Seven's popular cop show Blue Heelers celebrates its 300th episode this week. Dianne Butler joined the festivities on set in rural Victoria and spoke in depth to Heelers' top cop, played by veteran actor John Wood. "You get to my age and you're middle-aged and overweight and not particularly attractive but nobody really cares. Nobody really cares and it's not really important." Actor John Wood, 54, is reflecting on the hijacking of popular culture by the young as he waits on location to film Blue Heelers' 300th episode. "I find the obsession with youth is really quite irritating," he says. "Apart from the fact that I'm, well…" An old man? "An old man. I find that obsession irritating. There's a wonderful lyric from Paul Kelly where he basically says he never did anything interesting until he was 35, and I think that's true of the majority of people in the world."

Just outside where Wood sits, a television crew is setting up a shot, watched by spectators, lots of spectators, who have turned out for the day's filming. Flanking one of the main streets of Castlemaine, in rural Victoria, scores of fans kill time by singling out town landmarks—the police station, the pub, the café—places they know like the back of their hand, thanks to the durability of the Seven Network's flagship drama. As Wood points out, "Millions of people go to work every day to places they absolutely hate being at. And I go somewhere I really want to be. There are not many actors my age in full-time employment," he says. "Anywhere in the world." Anywhere else in the world, and an actor of Wood's stature would probably be treated differently. "I don't know," he shrugs. "I've never been anywhere else. I've never experienced it anywhere else, so I don't really know. What it is for me, it's my life. I've been doing a few MC-ing jobs lately and I introduce myself as an actor and depending on your perspective—a minor television celebrity or a TV star. Basically, I'm just a working actor. It's just my job. And this moment of having done 300 episodes (of Blue Heelers) and all of a sudden everyone's buzzing around like gnats, it's a bit different to what normally happens. If you walked into Channel 7, you'd hardly know we existed, really. I think there's a small photograph of us up on a wall amongst a board of, you know…"

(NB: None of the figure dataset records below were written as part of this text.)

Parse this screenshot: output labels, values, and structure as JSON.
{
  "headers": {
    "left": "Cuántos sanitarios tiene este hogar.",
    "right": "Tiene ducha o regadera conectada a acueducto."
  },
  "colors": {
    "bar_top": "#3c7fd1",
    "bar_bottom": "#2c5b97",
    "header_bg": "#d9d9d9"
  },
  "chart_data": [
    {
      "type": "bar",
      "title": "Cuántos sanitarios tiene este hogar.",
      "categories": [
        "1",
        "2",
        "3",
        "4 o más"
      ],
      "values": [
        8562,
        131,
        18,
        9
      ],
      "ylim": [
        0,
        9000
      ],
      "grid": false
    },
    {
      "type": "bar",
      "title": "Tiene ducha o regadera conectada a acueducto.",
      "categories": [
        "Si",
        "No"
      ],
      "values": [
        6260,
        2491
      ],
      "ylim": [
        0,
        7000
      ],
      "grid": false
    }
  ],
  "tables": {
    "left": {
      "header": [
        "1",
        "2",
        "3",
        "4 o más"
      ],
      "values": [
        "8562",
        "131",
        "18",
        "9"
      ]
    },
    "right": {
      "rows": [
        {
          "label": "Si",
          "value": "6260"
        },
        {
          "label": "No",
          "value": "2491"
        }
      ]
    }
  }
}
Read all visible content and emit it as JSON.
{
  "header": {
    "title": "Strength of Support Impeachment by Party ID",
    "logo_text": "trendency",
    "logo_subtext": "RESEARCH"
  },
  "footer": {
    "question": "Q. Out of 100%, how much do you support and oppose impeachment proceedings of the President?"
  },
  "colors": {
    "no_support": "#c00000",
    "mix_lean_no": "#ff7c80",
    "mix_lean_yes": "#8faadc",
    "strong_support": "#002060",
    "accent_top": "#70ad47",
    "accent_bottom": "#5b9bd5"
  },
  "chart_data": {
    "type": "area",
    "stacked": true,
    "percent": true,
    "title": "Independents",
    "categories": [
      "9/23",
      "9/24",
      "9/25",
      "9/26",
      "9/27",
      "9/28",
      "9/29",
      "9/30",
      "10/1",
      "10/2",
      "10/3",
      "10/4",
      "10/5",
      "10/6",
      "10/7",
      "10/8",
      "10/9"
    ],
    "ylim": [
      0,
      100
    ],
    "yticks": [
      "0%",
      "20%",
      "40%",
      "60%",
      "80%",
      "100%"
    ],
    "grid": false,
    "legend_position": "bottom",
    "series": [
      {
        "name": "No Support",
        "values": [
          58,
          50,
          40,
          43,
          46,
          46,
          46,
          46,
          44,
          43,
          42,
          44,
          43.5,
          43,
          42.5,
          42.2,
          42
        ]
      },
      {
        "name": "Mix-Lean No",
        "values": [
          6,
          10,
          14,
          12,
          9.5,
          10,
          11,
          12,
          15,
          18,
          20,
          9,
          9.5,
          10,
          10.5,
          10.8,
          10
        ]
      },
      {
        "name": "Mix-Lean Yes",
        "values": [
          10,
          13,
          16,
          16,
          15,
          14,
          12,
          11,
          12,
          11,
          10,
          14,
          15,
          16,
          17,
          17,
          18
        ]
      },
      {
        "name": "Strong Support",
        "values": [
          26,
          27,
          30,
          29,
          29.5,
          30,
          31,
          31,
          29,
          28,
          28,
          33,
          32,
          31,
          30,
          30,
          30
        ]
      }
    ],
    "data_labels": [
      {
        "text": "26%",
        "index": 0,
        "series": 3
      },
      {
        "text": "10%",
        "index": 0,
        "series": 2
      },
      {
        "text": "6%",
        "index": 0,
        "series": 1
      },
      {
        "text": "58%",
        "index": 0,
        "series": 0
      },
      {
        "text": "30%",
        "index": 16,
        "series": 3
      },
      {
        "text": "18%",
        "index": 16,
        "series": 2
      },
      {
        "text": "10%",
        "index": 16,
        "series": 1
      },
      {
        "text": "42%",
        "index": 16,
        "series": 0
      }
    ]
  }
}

The fact that Blue Heelers is a key plank in Seven's schedule barely registers with Wood. "If you thought about it in those terms you'd be saying, 'Come on you bastards, pay me more money'. But it's not something you really think about on a daily basis. You walk into the factory, in a sense, and you make the show and you go home." To an earlier generation, Wood was a household name because of Michael Rafferty, the magistrate he played on another Seven show, Rafferty's Rules. If anything, Blue Heelers' Senior Sergeant Tom Croydon is even more popular. "I don't feel like a celebrity 24 hours a day, or even four hours a day," he says. When I'm at work in the studio, I'm just at work. I'm thinking, Christ, I wish the air-conditioning was warmer or colder, or whatever. One of the things that you really feel if you're working in a TV studio is the world could end and you wouldn't know. You're in a closed air-conditioned space with no access to the outside at all. Whatever sunlight you see is artificial sunlight created by lights and when you come out it's lunchtime and the sun's out and it's broad daylight and you go back in and when you come out again, it's twilight."

And episodes he's in, like this one at Castlemaine, take six months to see the light of day. For an actor who's cut his teeth on stage, in front of hundreds of paying customers, it must be difficult, playing a scene without an audience to feed off. "I don't think about the viewer constantly," Wood says. But I know they're there. It's not like being on your own. You very rarely do a shot where you are alone… the group of us actually create the moment. It's not an individual effort at all."

Blue Heelers has endured—flourished, even—despite the loss of crowd pleasers such as Lisa McCune and William McInnes. Those who are baffled by its ordinariness, Wood reckons, are missing the point. "In terms of historical police shows like Homicide or shows that are around at the moment like NYPD Blue or even Water Rats, it's much less action-based than any of those," he says. "The most action you really see is in the promos, where you (might) see Paul (Bishop) leaping through the air, which, in a sense, gives a false impression. That's not the sort of show it is. It's set in a police station, one of the places people come into contact with the biggest issues of their lives. That's why I can't ever get heavily involved in something like Neighbours or Home and Away. Mind you, I guess the same could be levelled at us—that the issues we deal with aren't necessarily big enough. But I think Heelers does deal with issues fairly well, without hammering them down people's throats."